General information
- Founded: 1988
- Folded: 1988
- Headquartered: Los Angeles Sports Arena in Los Angeles, California
- Colors: Navy, goldenrod, white

Personnel
- Head coach: Ray Willsey

Team history
- Los Angeles Cobras (1988);

Home fields
- Los Angeles Memorial Sports Arena (1988);

League / conference affiliations
- Arena Football League (1988)

Playoff appearances (1)
- 1988;

= Los Angeles Cobras =

Arena football team

The Los Angeles Cobras were a professional arena football team based in Los Angeles, California that played one season (1988) in the Arena Football League.

==History==

On March 16, 1988, it was announced that team would be nicknamed the Cobras, as well as the introduction of head coach Ray Willsey. The Cobras played their home games at the Los Angeles Sports Arena, which they shared with the Los Angeles Clippers of the National Basketball Association. The team's logo consisted of an interlocking "LA" in which the left upright of the "A" was formed by the hooded head and "neck" of a cobra.

The team debuted April 30, 1988 against the New York Knights. The Cobras started the season 0–3, but finished the season 5–3–1, clinching a playoff spot.
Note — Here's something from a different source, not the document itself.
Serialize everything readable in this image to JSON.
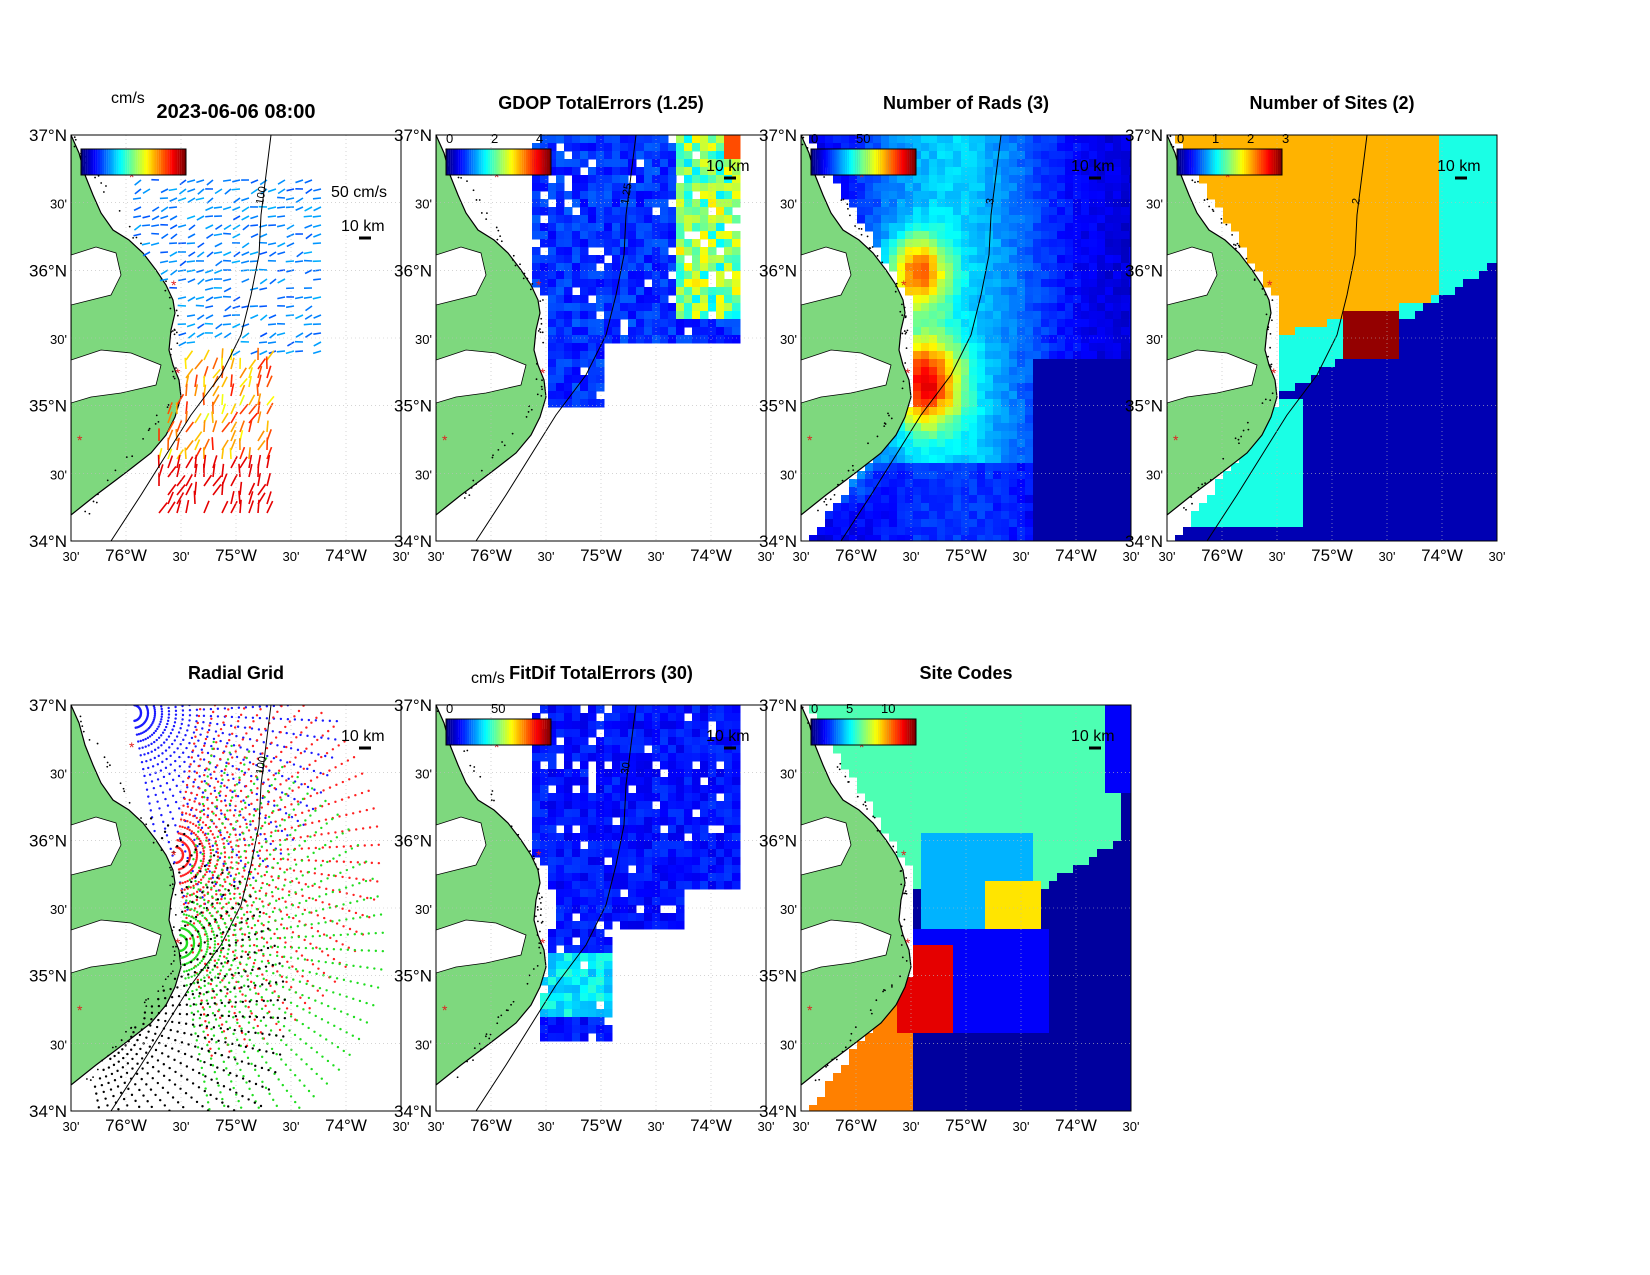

Despite a lineup that featured former NFL all-pro receiver Cliff Branch, ex-UCLA quarterback Matt Stevens and future Arena Football Hall of Famer Gary Mullen, Los Angeles drew dismal crowds: just 7,507 per game, second-worst in the AFL. The Cobras lost in the semifinals to the Chicago Bruisers, 29–16. It turned out to be their last game ever as the Cobras folded after the 1988 season, temporarily cutting the league down.

==Season-by-season==

Season records
| Season | W | L | T | Finish | Playoff results |
|---|---|---|---|---|---|
| 1988 | 5 | 6 | 1 | 4th | Lost Week 1 (Chicago 29-16) |
| Totals | 5 | 7 | 1 | (including playoffs) |  |

==Notable players==

===Roster===
1988 Los Angeles Cobras roster
| Quarterbacks * Eric Beavers * Michael Mendoza * Matt Stevens Wide receivers/Defensive backs * Mike Benson * Cliff Branch * Derrick Donald * Joe Kelly * Gary Mullen | Running backs/Linebackers * Rob DeVita * Paul Green * Yepi Pauu * Richard Prather * Ed Zeman Offensive linemen/Defensive linemen * Eric Arrington * Brian Clark * Chuck Harris * Dwayne Jackson * Michael Jones * Tony Palamara * Louis Sorrentino * Dester Stowers * Wes Walton | Wide receivers/Linebackers * Wade Lockett * Matthew McKnight * Richard Rodgers Kickers * Nick Mike-Mayer * Ken Olson * Marty Zendejas Rookies in italics
 Roster updated February 5, 2013
 28 Active, 0 Inactive, 0 PS |

===Arena Football League Hall of Famers===

Los Angeles Cobras Hall of Famers
| No. | Name | Year inducted | Position(s) | Years w/ Cobras |
| 1 | Gary Mullen | 1995 | WR/DB | 1988 |

===All-Arena players===
The following Cobras players were named to All-Arena Teams:
- QB Matt Stevens
- WR/DB Gary Mullen

==Notable coaches==

===Head coaches===

| Name | Term | Regular season |  |  |  | Playoffs |  | Awards |
| W | L | T | Win% | W | L |
| Ray Willsey | 1988 | 5 | 6 | 1 | .458 | 0 | 1 |  |

===Staff===
- Head coach: Ray Willsey
- Assistant coach: Lew Erber
- Running back & special teams coach: Russ Steele
- Football operations coordinator: Larry Westbrook
- Trainer: Nick Ortenzo
- Equipment manager: Marty Hopkins

==Media==
- The Cobras are also featured in the film Kinjite: Forbidden Subjects starring Charles Bronson. One scene takes place during a Cobras/Bruisers game, presumably the final regular season contest played July 14, 1988 (this game also had the distinction of ending 37-37, making it the first tie game in arena football history). The film was released in early 1989.
- The Cobras were also featured as an unlockable team in EA Sports' Arena Football.